After a hurricane hits, the streets are usually riddled with fallen trees. Authorities usually attempt to haul away and discard those trees as quickly as possible. But Austin Weeks of St. Augustine Beach, Florida thinks they are “too beautiful to throw out.” He travels to neighbors’ homes to clear away trees that they would otherwise have to pay contractors to remove from their property. Weeks, who taught himself everything he knows about carpentry, uses those fallen trees to create works of art.
Weeks’ Works of Art
After cutting the timber himself, he hoists it away to his workshop, where it dries out. After heating the wood in a kiln, Weeks carves beautiful and useful pieces of furniture, from lamps to barn doors to dinner tables. Depending on the style he is aiming for, he might sand it down, or polish it for a more finished look. Each of course is as unique as the individual tree from which it came. Week’s company, Old Town Timber, uses only 100% recycled wood to create “functional artwork designed to last a lifetime.”

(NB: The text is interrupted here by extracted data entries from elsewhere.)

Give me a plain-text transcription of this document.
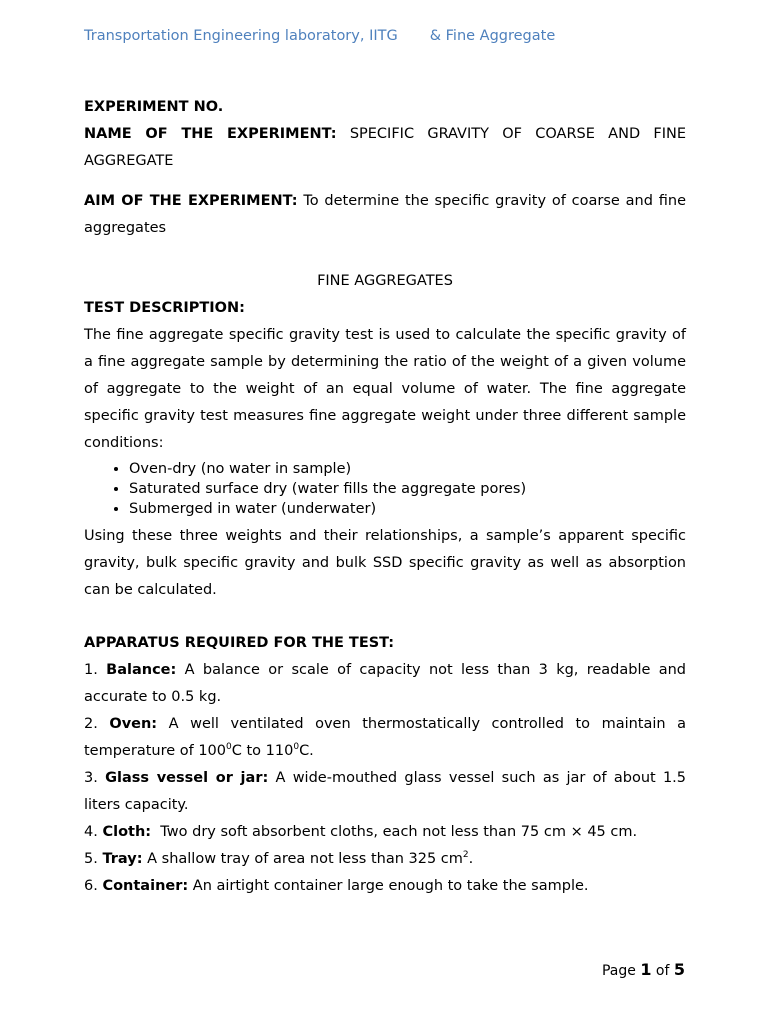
Transportation Engineering laboratory, IITG & Fine Aggregate
EXPERIMENT NO.
NAME OF THE EXPERIMENT: SPECIFIC GRAVITY OF COARSE AND FINE AGGREGATE
AIM OF THE EXPERIMENT: To determine the specific gravity of coarse and fine aggregates
FINE AGGREGATES
TEST DESCRIPTION:
The fine aggregate specific gravity test is used to calculate the specific gravity of a fine aggregate sample by determining the ratio of the weight of a given volume of aggregate to the weight of an equal volume of water. The fine aggregate specific gravity test measures fine aggregate weight under three different sample conditions:
• Oven-dry (no water in sample)
• Saturated surface dry (water fills the aggregate pores)
• Submerged in water (underwater)
Using these three weights and their relationships, a sample’s apparent specific gravity, bulk specific gravity and bulk SSD specific gravity as well as absorption can be calculated.
APPARATUS REQUIRED FOR THE TEST:
1. Balance: A balance or scale of capacity not less than 3 kg, readable and accurate to 0.5 kg.
2. Oven: A well ventilated oven thermostatically controlled to maintain a temperature of $100^0C$ to $110^0C$.
3. Glass vessel or jar: A wide-mouthed glass vessel such as jar of about 1.5 liters capacity.
4. Cloth:  Two dry soft absorbent cloths, each not less than 75 cm × 45 cm.
5. Tray: A shallow tray of area not less than 325 $cm^2$.
6. Container: An airtight container large enough to take the sample.
Page 1 of 5
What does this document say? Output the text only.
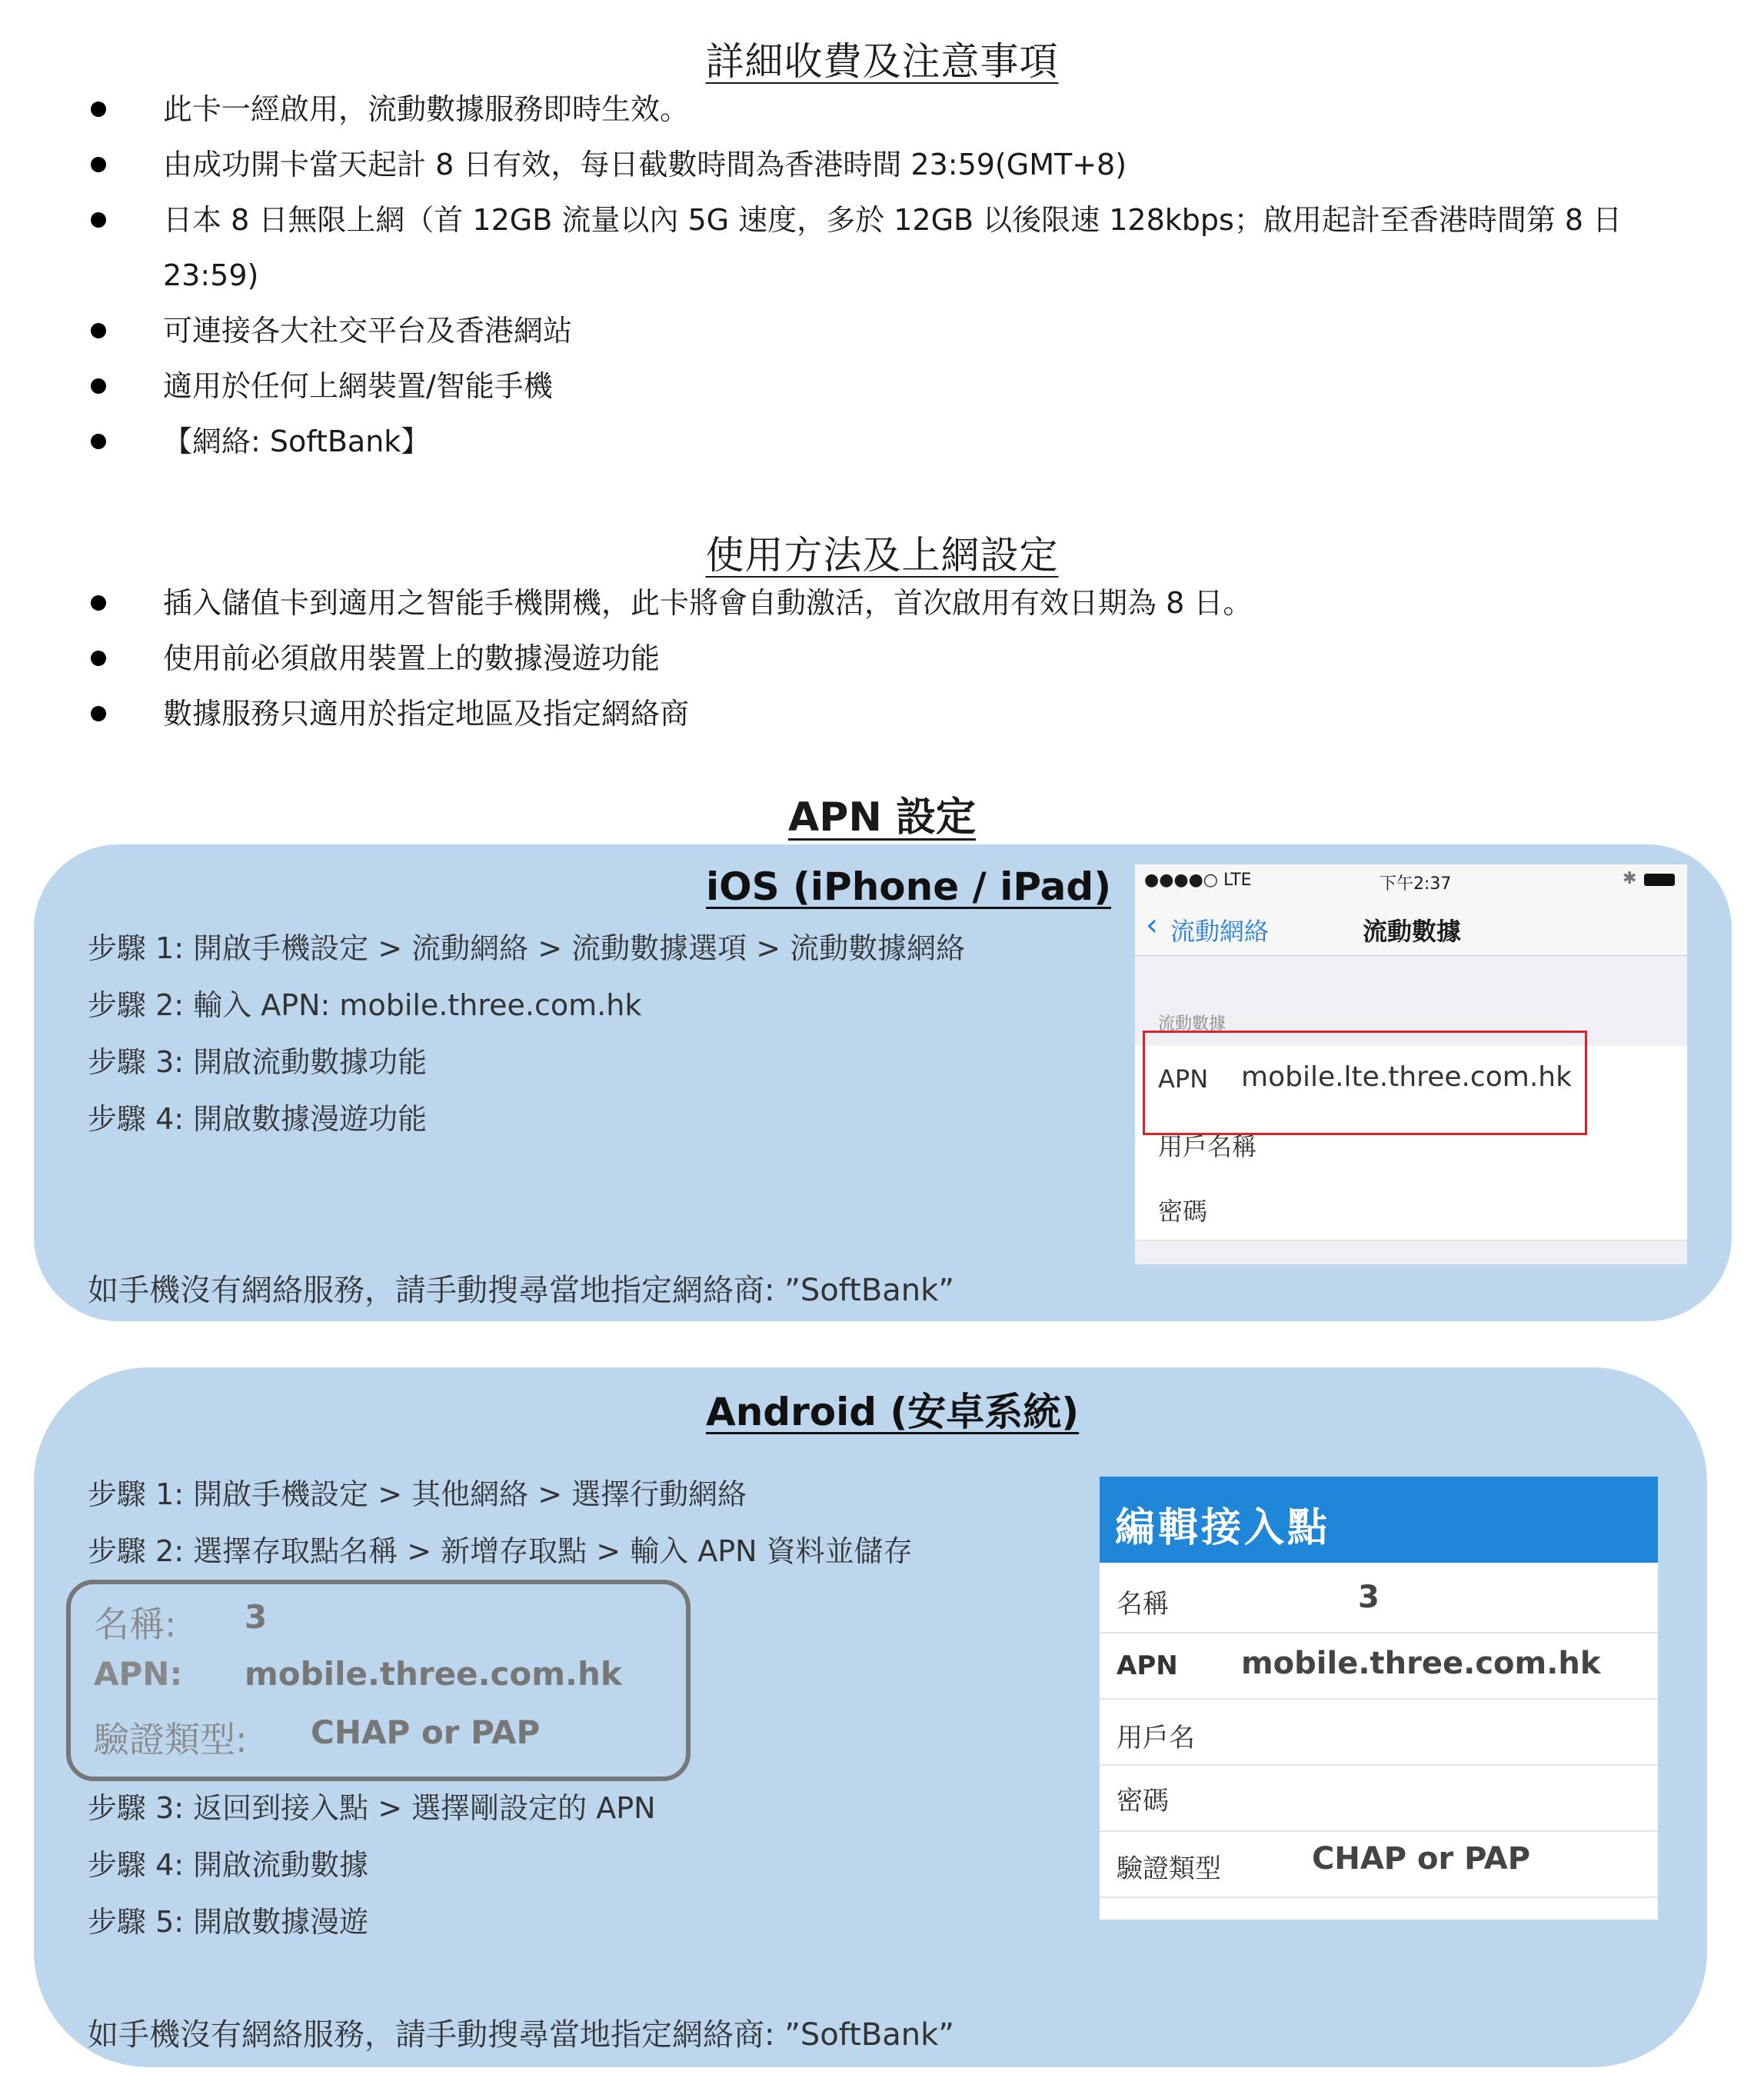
詳細收費及注意事項
此卡一經啟用，流動數據服務即時生效。
由成功開卡當天起計 8 日有效，每日截數時間為香港時間 23:59(GMT+8)
日本 8 日無限上網（首 12GB 流量以內 5G 速度，多於 12GB 以後限速 128kbps；啟用起計至香港時間第 8 日 23:59)
可連接各大社交平台及香港網站
適用於任何上網裝置/智能手機
【網絡: SoftBank】
使用方法及上網設定
插入儲值卡到適用之智能手機開機，此卡將會自動激活，首次啟用有效日期為 8 日。
使用前必須啟用裝置上的數據漫遊功能
數據服務只適用於指定地區及指定網絡商
APN 設定
iOS (iPhone / iPad)
步驟 1: 開啟手機設定 > 流動網絡 > 流動數據選項 > 流動數據網絡
步驟 2: 輸入 APN: mobile.three.com.hk
步驟 3: 開啟流動數據功能
步驟 4: 開啟數據漫遊功能
如手機沒有網絡服務，請手動搜尋當地指定網絡商: ”SoftBank”
●●●●○ LTE	下午2:37	✱
‹ 流動網絡	流動數據
流動數據
APN mobile.lte.three.com.hk
用戶名稱
密碼
Android (安卓系統)
步驟 1: 開啟手機設定 > 其他網絡 > 選擇行動網絡
步驟 2: 選擇存取點名稱 > 新增存取點 > 輸入 APN 資料並儲存
名稱: 3
APN: mobile.three.com.hk
驗證類型: CHAP or PAP
步驟 3: 返回到接入點 > 選擇剛設定的 APN
步驟 4: 開啟流動數據
步驟 5: 開啟數據漫遊
如手機沒有網絡服務，請手動搜尋當地指定網絡商: ”SoftBank”
編輯接入點
名稱	3
APN mobile.three.com.hk
用戶名
密碼
驗證類型	CHAP or PAP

Sometimes, after a tree falls on someone’s property, they hire Weeks to create custom artwork from that same tree. Weeks feels great pride being able to deliver something beautiful out of the devastation of a hurricane. He explains, “People were affected so deeply by the hurricane…to have a piece that’s beautiful from that in your house that you can see and appreciate…it definitely meant more to me, and you can see it in their faces.”
Other Restoration Options
While we all may not have Weeks’ skills to create such outstanding pieces of art, we still have other options to restore trees that have fallen after a hurricane. Replanting trees is a viable option. Trees that lose many of their branches do not always die. In fact, trees can lose 75% of their small canopy branches and still recover. If salt water floods a tree, it will likely lose its branches, but irrigating with fresh water and help revive it and remove the salt. With the help of an arborist and a guide on how to replant, we can save many fallen trees. While we cannot save every tree that a hurricane destroys, we always have the ability to plant more trees and bring new life into devastated areas.